Standards set for the liquefied petroleum gas industry
The Government has established three standards for the liquefied petroleum gas industry.
They were developed by the Bureau of Standards Jamaica (BSJ) and the National Compliance and Regulatory Authority, agencies of the Ministry of Industry, Commerce, Agriculture, and Fisheries.
The standards address the inspection, retesting and use of transportable gas; the repair and rebuilding of welded steel cylinders for containing liquefied petroleum gases; and the transportation of gas containers.
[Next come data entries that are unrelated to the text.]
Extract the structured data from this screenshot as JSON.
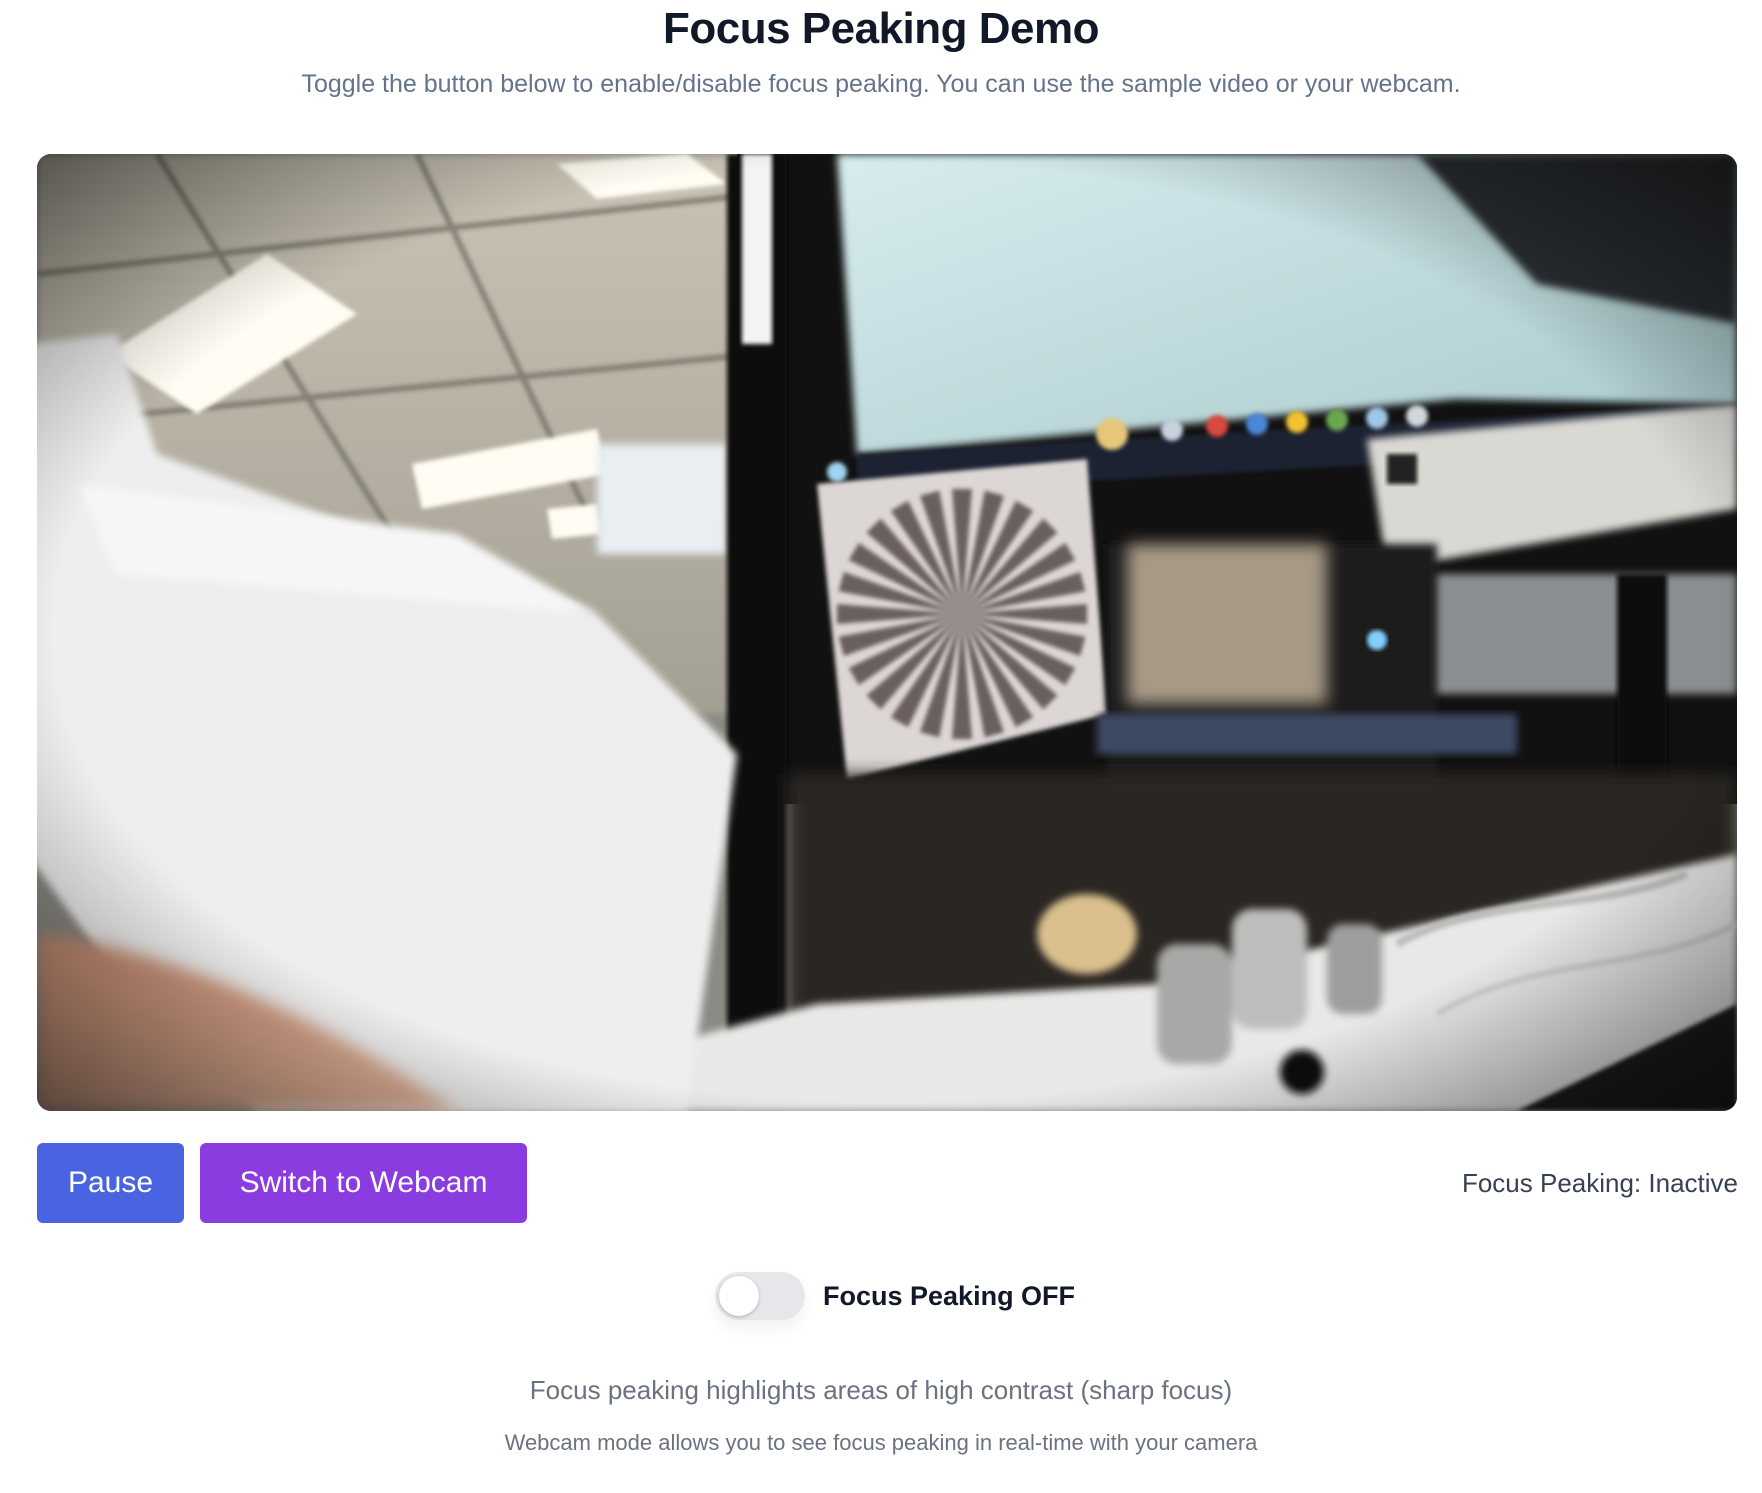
{
  "header": {
    "title": "Focus Peaking Demo",
    "subtitle": "Toggle the button below to enable/disable focus peaking. You can use the sample video or your webcam."
  },
  "video": {
    "content": "blurry office scene with focus target"
  },
  "controls": {
    "pause_label": "Pause",
    "switch_label": "Switch to Webcam",
    "status_text": "Focus Peaking: Inactive",
    "toggle_label": "Focus Peaking OFF",
    "toggle_on": false
  },
  "footer": {
    "info_primary": "Focus peaking highlights areas of high contrast (sharp focus)",
    "info_secondary": "Webcam mode allows you to see focus peaking in real-time with your camera"
  },
  "colors": {
    "pause_button": "#4a63e0",
    "switch_button": "#8a3ce0",
    "toggle_track": "#e5e7eb"
  }
}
Chief Technical Director in the Ministry, Monique Gibbs, has indicated that to ensure a safe and effective LPG industry for the domestic sector and the protection of consumers, it is imperative that the established regulations, codes and standards be enforced or additional programmes be established to improve the operations of filling plants.
Gibbs was speaking at the opening ceremony of the Awareness and Engagement Session for the LPG Monitoring Programme at the BSJ in St Andrew on Tuesday.
“Codes and standards must be in place to protect not only our consumers but also the reputation of the marketing companies and our distributors. Meeting standards in this industry are not optional. The adherence to standards will certainly make our companies, industries and our economies more competitive. The impact of standards is very real,” she said.
She added that the role of government is to promulgate and enforce laws and regulations focused on the protection of human, health and the environment while creating and enabling business environment.
The chief technical director noted further that the LPG sector is an important and vital source of energy for cooking purposes in the domestic sector of Jamaica.
She informed that nationally, approximately 86% of households utilise LPG for cooking with 92.8% of urban dwellers and 78.6% of households in the rural areas doing so.